For years, you could say pretty much anything you wanted outside either syndicate building, far more than you ever could say in Tunisia, Syria, or Libya -- as long as you didn't try to move from your spot. The Lawyers Syndicate, in particular, had a walled-in courtyard with a front gate that served nicely as a natural choke point to keep protests inside. At the Journalists Syndicate around the corner, protesters frequently gathered on the wide steps of the building's entrance, where they would also be surrounded by riot cops and penned in place. Most of the time, Central Security forces were able to keep matters so effectively bottled up that traffic would keep flowing past the buildings, with passing drivers barely noticing one more noisy distraction.
It was a solid plan and it worked for decades. But it was entirely built around the concept of overwhelming security numbers -- that there would always be more police than protesters. Jan. 25 was the first time I had ever witnessed where the numbers weren't heavily in the government's favor.
"All day you had this sense of euphoria," said Mohamed El Dahshan, who had returned to Egypt one day earlier after helping monitor the referendum on independence for South Sudan. "It was like, 'Fuck it, there's a lot of us!' No more getting cordoned by a measly couple hundred Central Security people.... You would walk with people you recognize, lose them, find some others, and walk and chant with them."
Across the river, on the Giza side, the blogger Mahmoud Salem (who writes under the online moniker of Sandmonkey) started his day outside the Moustafa Mahmoud Mosque -- a central hub in the commercial district of Mohandessin. At about 12:30 in the afternooon he was sitting inside Cilantro, an upscale coffee shop across Arab League Street from the mosque, waiting for some friends to arrive. Suddenly four police officers entered and started demanding IDs and detaining all veiled women and bearded men -- basically anyone who looked like an Islamist. The government clearly still thought the primary threat that day would come from the fundamentalist ranks. "They left my group alone because we looked like frou-frou upper-class Cilantro people," Salem said.
Eventually he ended up in a 500-strong march that tried to cross the Nile and head toward Tahrir.
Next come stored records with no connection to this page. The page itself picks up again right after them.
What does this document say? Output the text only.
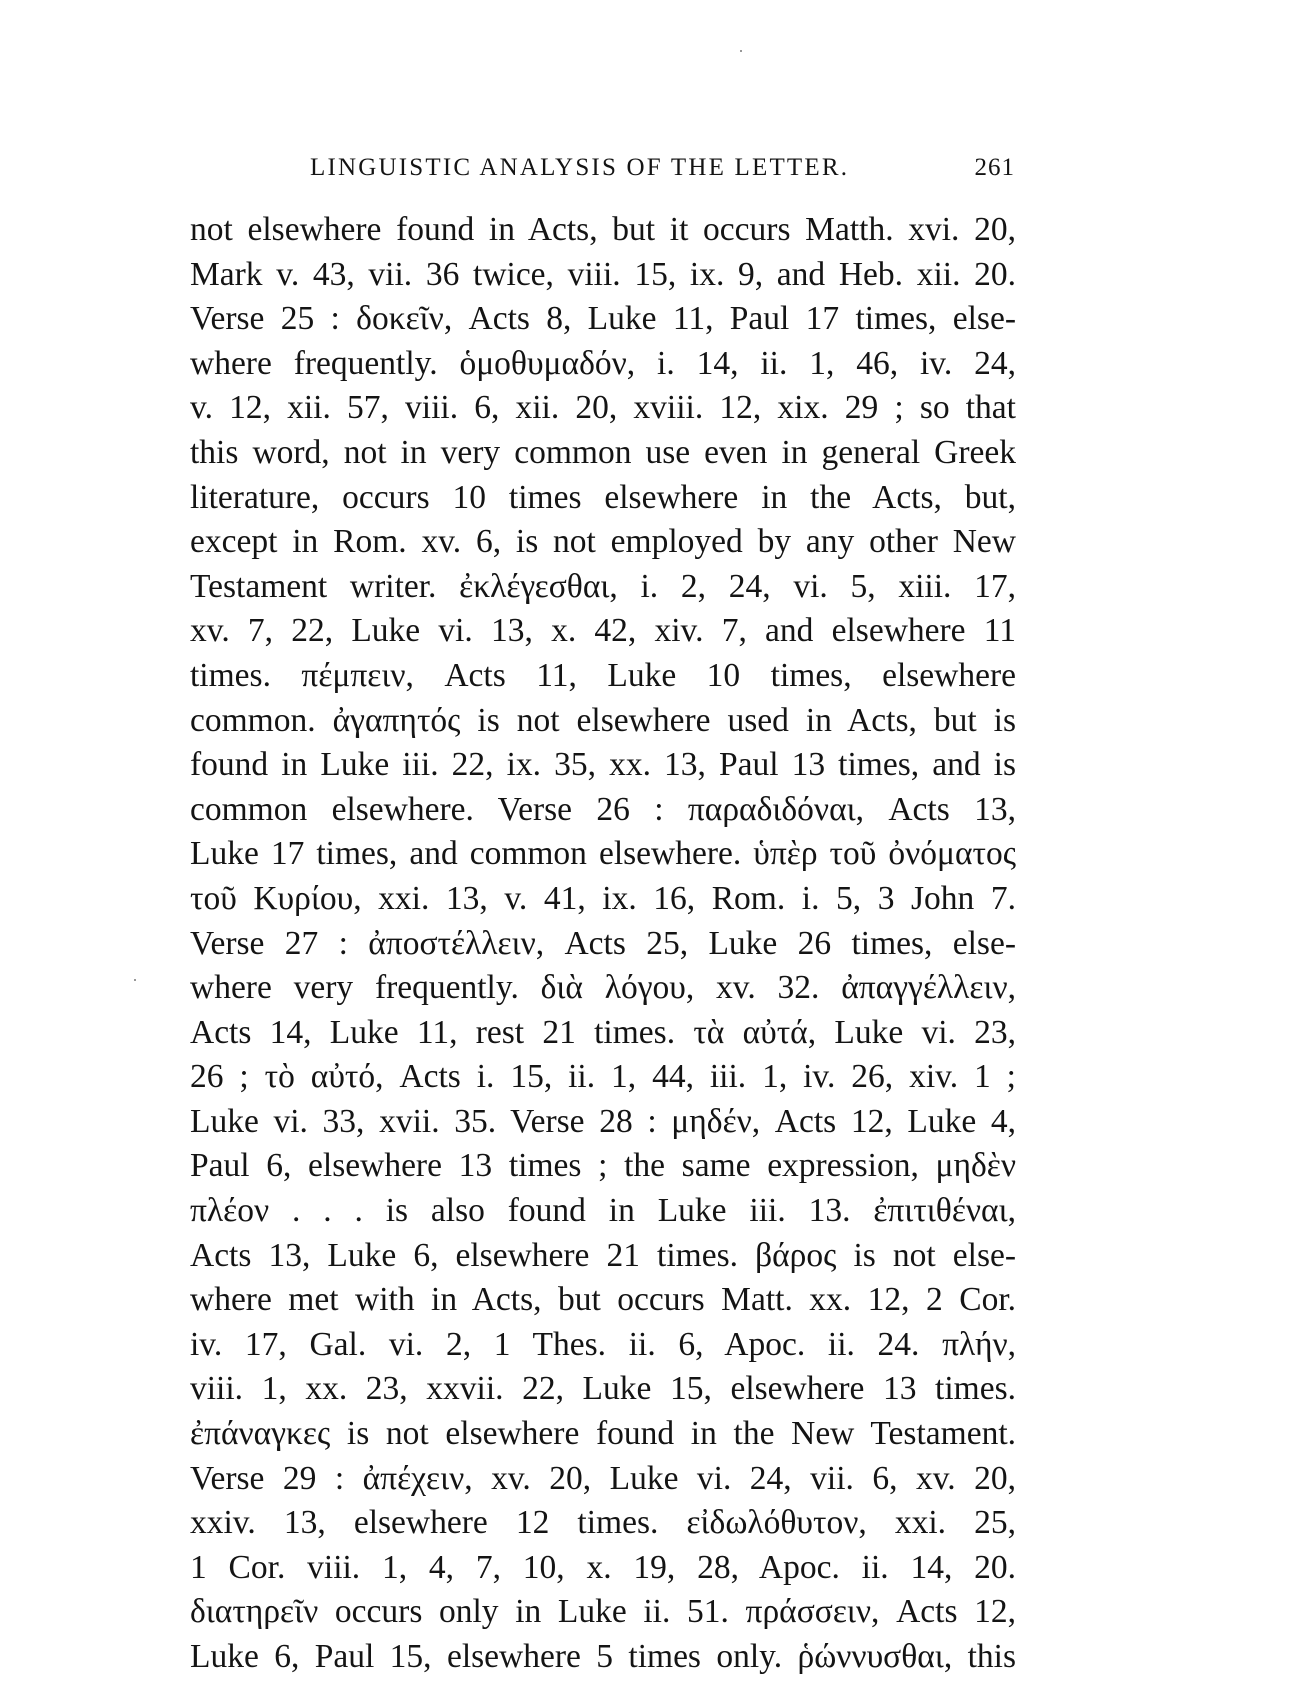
LINGUISTIC ANALYSIS OF THE LETTER.	261
not elsewhere found in Acts, but it occurs Matth. xvi. 20,
Mark v. 43, vii. 36 twice, viii. 15, ix. 9, and Heb. xii. 20.
Verse 25 : δοκεῖν, Acts 8, Luke 11, Paul 17 times, else-
where frequently. ὁμοθυμαδόν, i. 14, ii. 1, 46, iv. 24,
v. 12, xii. 57, viii. 6, xii. 20, xviii. 12, xix. 29 ; so that
this word, not in very common use even in general Greek
literature, occurs 10 times elsewhere in the Acts, but,
except in Rom. xv. 6, is not employed by any other New
Testament writer. ἐκλέγεσθαι, i. 2, 24, vi. 5, xiii. 17,
xv. 7, 22, Luke vi. 13, x. 42, xiv. 7, and elsewhere 11
times. πέμπειν, Acts 11, Luke 10 times, elsewhere
common. ἀγαπητός is not elsewhere used in Acts, but is
found in Luke iii. 22, ix. 35, xx. 13, Paul 13 times, and is
common elsewhere. Verse 26 : παραδιδόναι, Acts 13,
Luke 17 times, and common elsewhere. ὑπὲρ τοῦ ὀνόματος
τοῦ Κυρίου, xxi. 13, v. 41, ix. 16, Rom. i. 5, 3 John 7.
Verse 27 : ἀποστέλλειν, Acts 25, Luke 26 times, else-
where very frequently. διὰ λόγου, xv. 32. ἀπαγγέλλειν,
Acts 14, Luke 11, rest 21 times. τὰ αὐτά, Luke vi. 23,
26 ; τὸ αὐτό, Acts i. 15, ii. 1, 44, iii. 1, iv. 26, xiv. 1 ;
Luke vi. 33, xvii. 35. Verse 28 : μηδέν, Acts 12, Luke 4,
Paul 6, elsewhere 13 times ; the same expression, μηδὲν
πλέον . . . is also found in Luke iii. 13. ἐπιτιθέναι,
Acts 13, Luke 6, elsewhere 21 times. βάρος is not else-
where met with in Acts, but occurs Matt. xx. 12, 2 Cor.
iv. 17, Gal. vi. 2, 1 Thes. ii. 6, Apoc. ii. 24. πλήν,
viii. 1, xx. 23, xxvii. 22, Luke 15, elsewhere 13 times.
ἐπάναγκες is not elsewhere found in the New Testament.
Verse 29 : ἀπέχειν, xv. 20, Luke vi. 24, vii. 6, xv. 20,
xxiv. 13, elsewhere 12 times. εἰδωλόθυτον, xxi. 25,
1 Cor. viii. 1, 4, 7, 10, x. 19, 28, Apoc. ii. 14, 20.
διατηρεῖν occurs only in Luke ii. 51. πράσσειν, Acts 12,
Luke 6, Paul 15, elsewhere 5 times only. ῥώννυσθαι, this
But Central Security had effectively cut the city in two, blocking multiple bridges in the center of the city. Unable to cross the Galaa Bridge, Salem and his group moved north to the October 6 Bridge, but found that also blocked by overwhelming security numbers. In a moment of pure inspiration, Salem found a Nile-side fisherman with a motorboat and gave him LE150 (about $25) on the spot to deliver him and a few friends across the river and right up to the entrance to Tahrir Square.
"We called it the Egyptian Freedom Flotilla," Salem said, laughing proudly. "There was even an Egyptian flag on the side of the motorboat!"